What is monkey B virus?

What is monkey B virus? The Chinese health authorities have reported the first human death they have recorded from the infection of the monkey B virus, a rather rare infectious disease. 

The 53-year-old man was a veterinarian and worked at a research institute specializing in the breeding of non-human primates. Apparently, he contracted the disease by dissecting two bodies of infected monkeys in the Beijing laboratory where he worked last March, according to the Chinese Center for Disease Control and Prevention (CDC).

The deceased began to have nausea, vomiting and fever one month after exposure to this virus. He died on May 27, after seeking different treatments in some hospitals in the country. 
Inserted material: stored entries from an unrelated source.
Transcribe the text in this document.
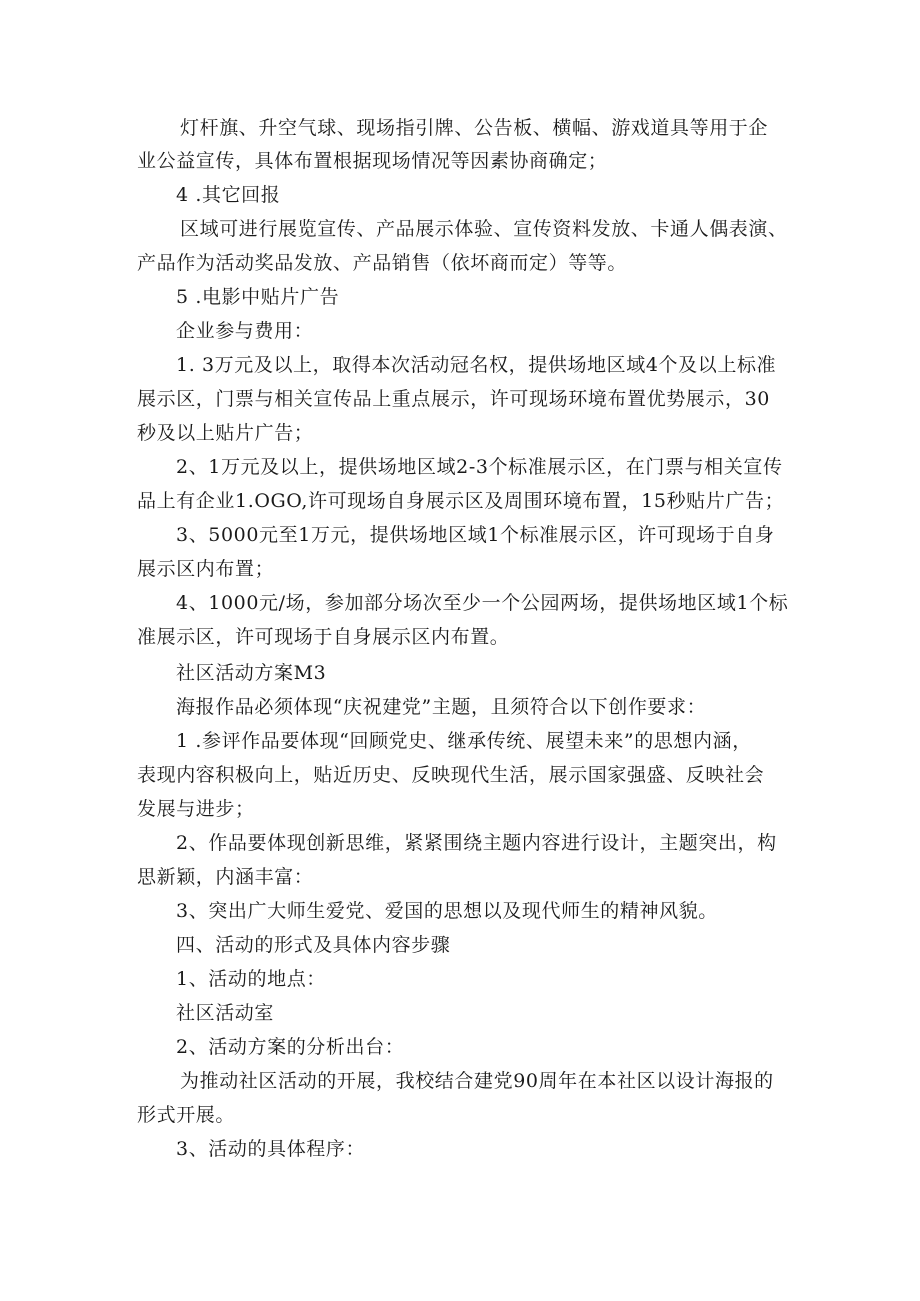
灯杆旗、升空气球、现场指引牌、公告板、横幅、游戏道具等用于企
业公益宣传，具体布置根据现场情况等因素协商确定；
4 .其它回报
区域可进行展览宣传、产品展示体验、宣传资料发放、卡通人偶表演、
产品作为活动奖品发放、产品销售（依坏商而定）等等。
5 .电影中贴片广告
企业参与费用：
1. 3万元及以上，取得本次活动冠名权，提供场地区域4个及以上标准
展示区，门票与相关宣传品上重点展示，许可现场环境布置优势展示，30
秒及以上贴片广告；
2、1万元及以上，提供场地区域2-3个标准展示区，在门票与相关宣传
品上有企业1.OGO,许可现场自身展示区及周围环境布置，15秒贴片广告；
3、5000元至1万元，提供场地区域1个标准展示区，许可现场于自身
展示区内布置；
4、1000元/场，参加部分场次至少一个公园两场，提供场地区域1个标
准展示区，许可现场于自身展示区内布置。
社区活动方案M3
海报作品必须体现“庆祝建党”主题，且须符合以下创作要求：
1 .参评作品要体现“回顾党史、继承传统、展望未来”的思想内涵，
表现内容积极向上，贴近历史、反映现代生活，展示国家强盛、反映社会
发展与进步；
2、作品要体现创新思维，紧紧围绕主题内容进行设计，主题突出，构
思新颖，内涵丰富：
3、突出广大师生爱党、爱国的思想以及现代师生的精神风貌。
四、活动的形式及具体内容步骤
1、活动的地点：
社区活动室
2、活动方案的分析出台：
为推动社区活动的开展，我校结合建党90周年在本社区以设计海报的
形式开展。
3、活动的具体程序：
Apparently, the veterinarian did not infect any close contact, since the tests carried out on a doctor and a nurse in his environment were negative according to the blood and saliva deaths that were taken and that confirmed that he had this disease.

What is monkey B virus?

The monkey B virus is also known as herpes B virus. Although this strange disease has already been studied before, it is the first case registered in this Asian country. 

From what little is known, it is an enzootic alphaherpesvirus mainly detected in macaques and is extremely rare. It can become fatal if transmitted to humans, its mortality rate is between 70% and 80%. 

This virus attacks the central nervous system, causing brain inflammation that ends up causing loss of consciousness, says Kentaro Iwata, scientist and infectious disease expert at the University of Kobe.

It is contagious?

Since 1932, when the virus was first infected from primate to humans, about 100 human infections have been recorded, almost all from the North American area. 

There is a possibility that many cases have not been diagnosed due to the lack of knowledge about this virus and because, as experts maintain, it is a very rare and unusual disease in humans, according to the Global Times portal.

The death of a New York researcher in 1977 had already been documented. The scientist contracted the disease when a drop of liquid from one of the caged monkeys struck him in the eye. He passed away at six weeks.

Those who contract the disease are usually veterinarians, scientists or researchers who are in direct contact with infected primates and are frequently exposed to their body fluids through scratches, bites or wounds.

Only one case is known in which a human has passed it on to another human. Nikolaus Osterrieder, dean of the Jockey Club College of Veterinary Medicine and Life Sciences in Hong Kong, assures that this virus is similar to the coronavirus, in that they are "the consequence of species jumps." 

However, the virologist maintains that both differ in that "SARS-CoV-2 acquired the ability to spread to a new host, in the case of herpes B, it is a dead end."